Was dem Dique seine RoRoRo-Monografien, sind mir ja die Suhrkamp-Prachtbände »Sein Leben in Bildern und Texten«. Okay, sie passen eher auf Tische als in Taschen, und hinein kommt auch nur, wer zwingend altgedienter Suhrkamp-Backlist-Autor ist: Also Hesse. Brecht. Und natürlich Walser, Robert, nicht (mehr) Martin.
Doch schon mit diesen wenigen Großkalibern haben sich mir ganze Ikonografien deutscher Literaturgeschichte ins Gehirn gefräst: Hesse mit Strohhut und Gartenfeuer, Brecht auf Frischs Letzibad-Baustelle in Zürich – und eben Robert Walser mit Schirm und Hut am Rand der langen, leeren Straße.
Es ist DAS Bild des Spaziergängers Robert Walser, oder muss man sagen: des von seinem Vormund zum Spazierengehen abgeholten Anstalts-Insassen Robert Walser? Das Foto, aufgenommen von Carl Seelig am 23. April 1939, wurde dieser Tage 70 Jahre alt. Aber was macht das sonst so jubiläumsgeile Feuilleton? Es schwänzt diesen Wandertag.

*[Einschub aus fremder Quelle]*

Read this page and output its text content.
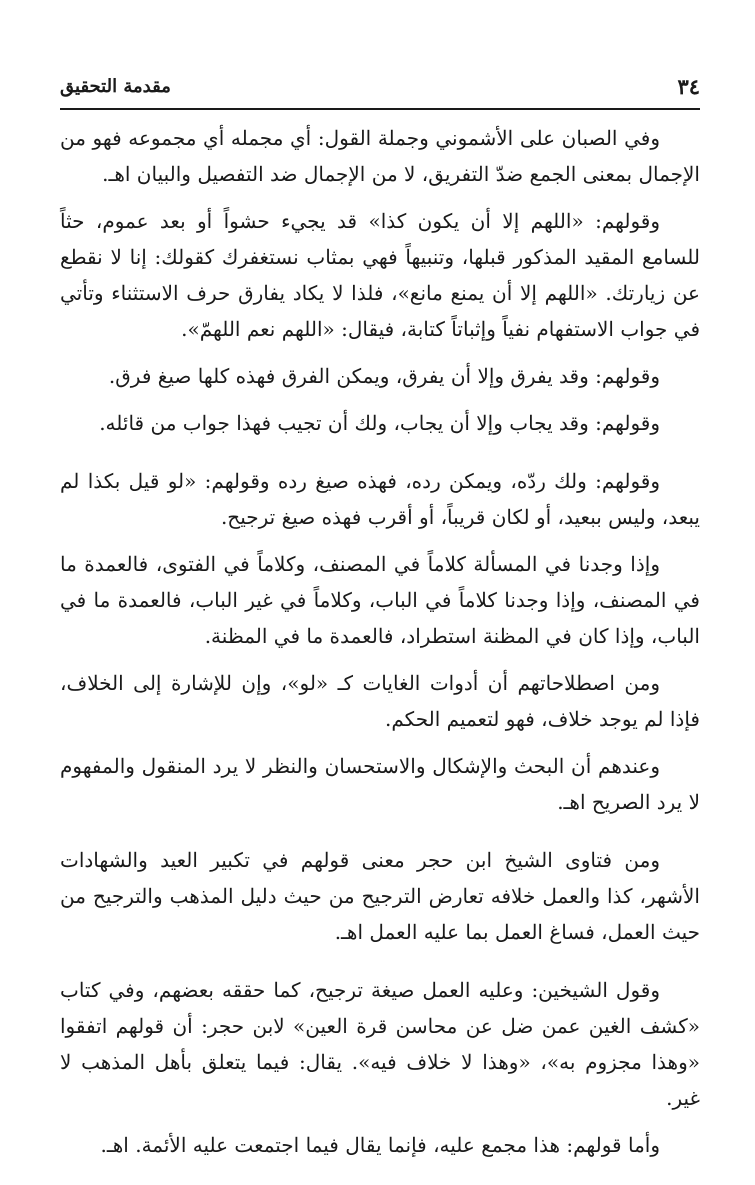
٣٤
مقدمة التحقيق

وفي الصبان على الأشموني وجملة القول: أي مجمله أي مجموعه فهو من الإجمال بمعنى الجمع ضدّ التفريق، لا من الإجمال ضد التفصيل والبيان اهـ.

وقولهم: «اللهم إلا أن يكون كذا» قد يجيء حشواً أو بعد عموم، حثاً للسامع المقيد المذكور قبلها، وتنبيهاً فهي بمثاب نستغفرك كقولك: إنا لا نقطع عن زيارتك. «اللهم إلا أن يمنع مانع»، فلذا لا يكاد يفارق حرف الاستثناء وتأتي في جواب الاستفهام نفياً وإثباتاً كتابة، فيقال: «اللهم نعم اللهمّ».

وقولهم: وقد يفرق وإلا أن يفرق، ويمكن الفرق فهذه كلها صيغ فرق.

وقولهم: وقد يجاب وإلا أن يجاب، ولك أن تجيب فهذا جواب من قائله.

وقولهم: ولك ردّه، ويمكن رده، فهذه صيغ رده وقولهم: «لو قيل بكذا لم يبعد، وليس ببعيد، أو لكان قريباً، أو أقرب فهذه صيغ ترجيح.

وإذا وجدنا في المسألة كلاماً في المصنف، وكلاماً في الفتوى، فالعمدة ما في المصنف، وإذا وجدنا كلاماً في الباب، وكلاماً في غير الباب، فالعمدة ما في الباب، وإذا كان في المظنة استطراد، فالعمدة ما في المظنة.

ومن اصطلاحاتهم أن أدوات الغايات كـ «لو»، وإن للإشارة إلى الخلاف، فإذا لم يوجد خلاف، فهو لتعميم الحكم.

وعندهم أن البحث والإشكال والاستحسان والنظر لا يرد المنقول والمفهوم لا يرد الصريح اهـ.

ومن فتاوى الشيخ ابن حجر معنى قولهم في تكبير العيد والشهادات الأشهر، كذا والعمل خلافه تعارض الترجيح من حيث دليل المذهب والترجيح من حيث العمل، فساغ العمل بما عليه العمل اهـ.

وقول الشيخين: وعليه العمل صيغة ترجيح، كما حققه بعضهم، وفي كتاب «كشف الغين عمن ضل عن محاسن قرة العين» لابن حجر: أن قولهم اتفقوا «وهذا مجزوم به»، «وهذا لا خلاف فيه». يقال: فيما يتعلق بأهل المذهب لا غير.

وأما قولهم: هذا مجمع عليه، فإنما يقال فيما اجتمعت عليه الأئمة. اهـ.
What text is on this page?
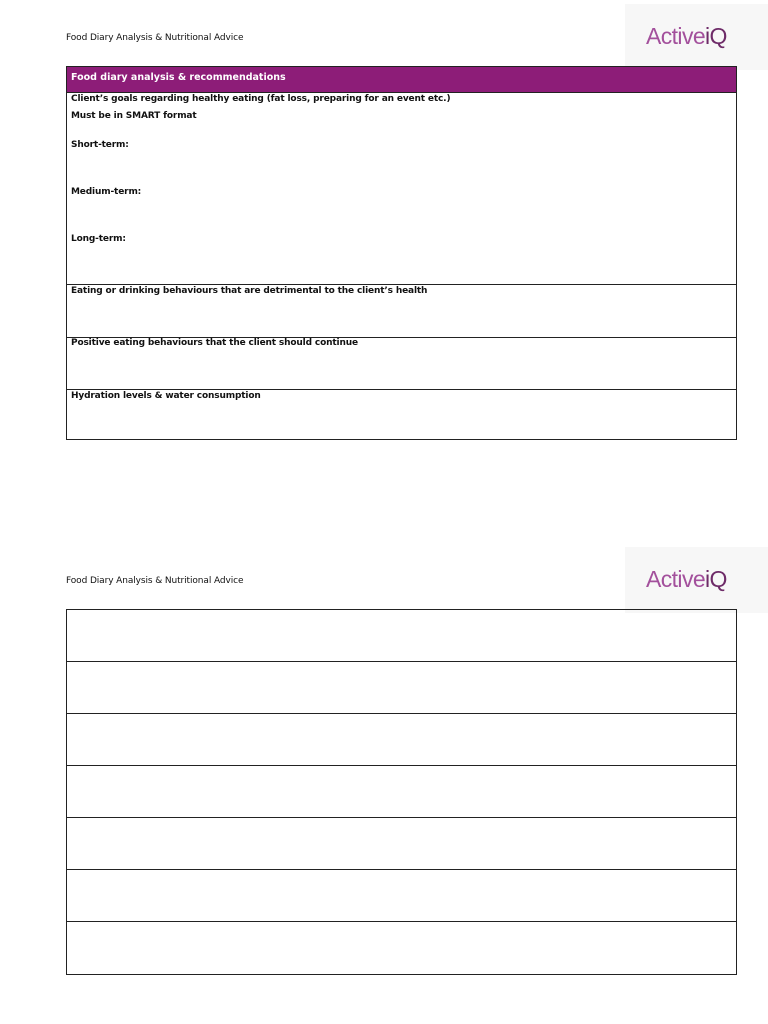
Food Diary Analysis & Nutritional Advice	ActiveiQ
Food diary analysis & recommendations
Client’s goals regarding healthy eating (fat loss, preparing for an event etc.)
Must be in SMART format
Short-term:
Medium-term:
Long-term:
Eating or drinking behaviours that are detrimental to the client’s health
Positive eating behaviours that the client should continue
Hydration levels & water consumption
Food Diary Analysis & Nutritional Advice	ActiveiQ
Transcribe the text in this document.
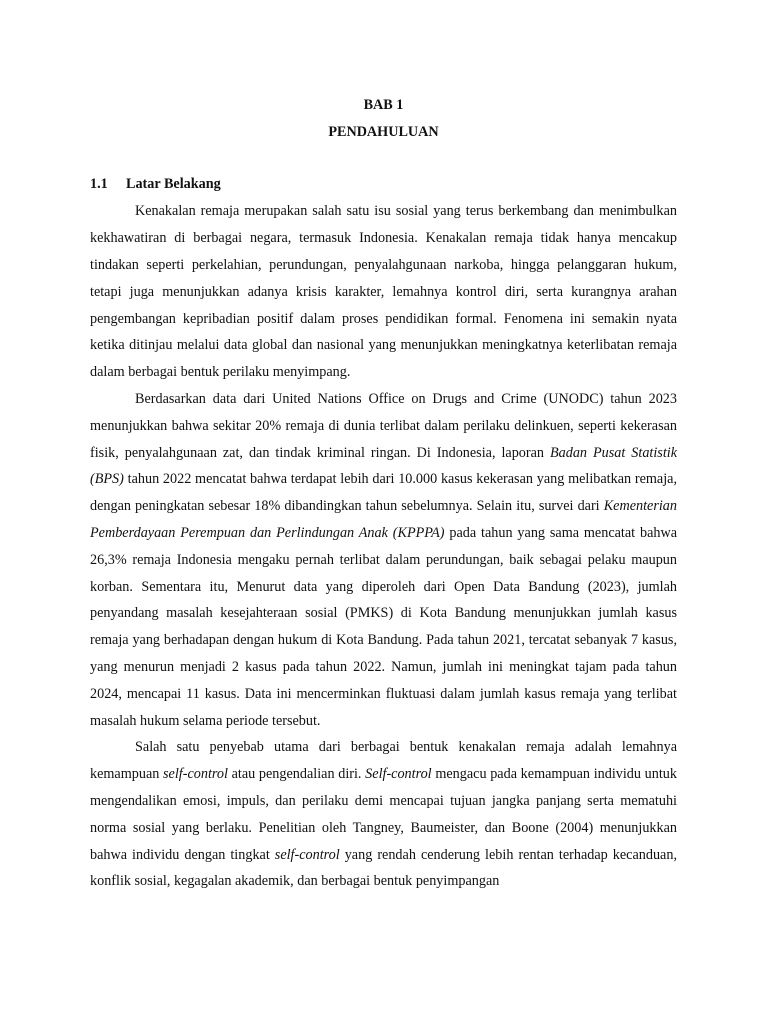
BAB 1

PENDAHULUAN

1.1	Latar Belakang

Kenakalan remaja merupakan salah satu isu sosial yang terus berkembang dan menimbulkan kekhawatiran di berbagai negara, termasuk Indonesia. Kenakalan remaja tidak hanya mencakup tindakan seperti perkelahian, perundungan, penyalahgunaan narkoba, hingga pelanggaran hukum, tetapi juga menunjukkan adanya krisis karakter, lemahnya kontrol diri, serta kurangnya arahan pengembangan kepribadian positif dalam proses pendidikan formal. Fenomena ini semakin nyata ketika ditinjau melalui data global dan nasional yang menunjukkan meningkatnya keterlibatan remaja dalam berbagai bentuk perilaku menyimpang.

Berdasarkan data dari United Nations Office on Drugs and Crime (UNODC) tahun 2023 menunjukkan bahwa sekitar 20% remaja di dunia terlibat dalam perilaku delinkuen, seperti kekerasan fisik, penyalahgunaan zat, dan tindak kriminal ringan. Di Indonesia, laporan Badan Pusat Statistik (BPS) tahun 2022 mencatat bahwa terdapat lebih dari 10.000 kasus kekerasan yang melibatkan remaja, dengan peningkatan sebesar 18% dibandingkan tahun sebelumnya. Selain itu, survei dari Kementerian Pemberdayaan Perempuan dan Perlindungan Anak (KPPPA) pada tahun yang sama mencatat bahwa 26,3% remaja Indonesia mengaku pernah terlibat dalam perundungan, baik sebagai pelaku maupun korban. Sementara itu, Menurut data yang diperoleh dari Open Data Bandung (2023), jumlah penyandang masalah kesejahteraan sosial (PMKS) di Kota Bandung menunjukkan jumlah kasus remaja yang berhadapan dengan hukum di Kota Bandung. Pada tahun 2021, tercatat sebanyak 7 kasus, yang menurun menjadi 2 kasus pada tahun 2022. Namun, jumlah ini meningkat tajam pada tahun 2024, mencapai 11 kasus. Data ini mencerminkan fluktuasi dalam jumlah kasus remaja yang terlibat masalah hukum selama periode tersebut.

Salah satu penyebab utama dari berbagai bentuk kenakalan remaja adalah lemahnya kemampuan self-control atau pengendalian diri. Self-control mengacu pada kemampuan individu untuk mengendalikan emosi, impuls, dan perilaku demi mencapai tujuan jangka panjang serta mematuhi norma sosial yang berlaku. Penelitian oleh Tangney, Baumeister, dan Boone (2004) menunjukkan bahwa individu dengan tingkat self-control yang rendah cenderung lebih rentan terhadap kecanduan, konflik sosial, kegagalan akademik, dan berbagai bentuk penyimpangan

Dabei war es doch ein großer Tag: »Wir machen den Weg Herisau–Wil, ständig plaudernd, in dreieinhalb Stunden«, schreibt Seelig, und weiter: »Er läßt sich auch ohne Widerstand fotografieren. Ich bin baff. Es macht ihn glücklich und lustig, daß wir die 26 Kilometer so schnell hinter uns gebracht haben, nur mit einem Vermouth als ›Benzin‹.«
Und naja, in Wil wurde natürlich, wie immer bei solchen Gelegenheiten, noch zünftig eingekehrt: »Wir essen ›Im Hof‹, haben gewaltigen Hunger und kehren nachher von einer Wirtschaft zur anderen ein. Im ganzen waren es fünf.« So halb stolz, halb betreten konnte es nur ein Carl Seelig protokollieren, wahlweise auch mit Speisenfolge, Rotweinsorten, Walsers Worten zu den Serviertöchtern.
Solange »Der Vormund und sein Dichter« nicht endlich mal wieder gesendet wird, bleibt »Robert Walser. Sein Leben in Bildern und Texten« die einzige Alternative zum Nachwandern durch Text und Bild, herausgegeben und gestaltet von dem wie immer unermüdlichen Bernhard Echte.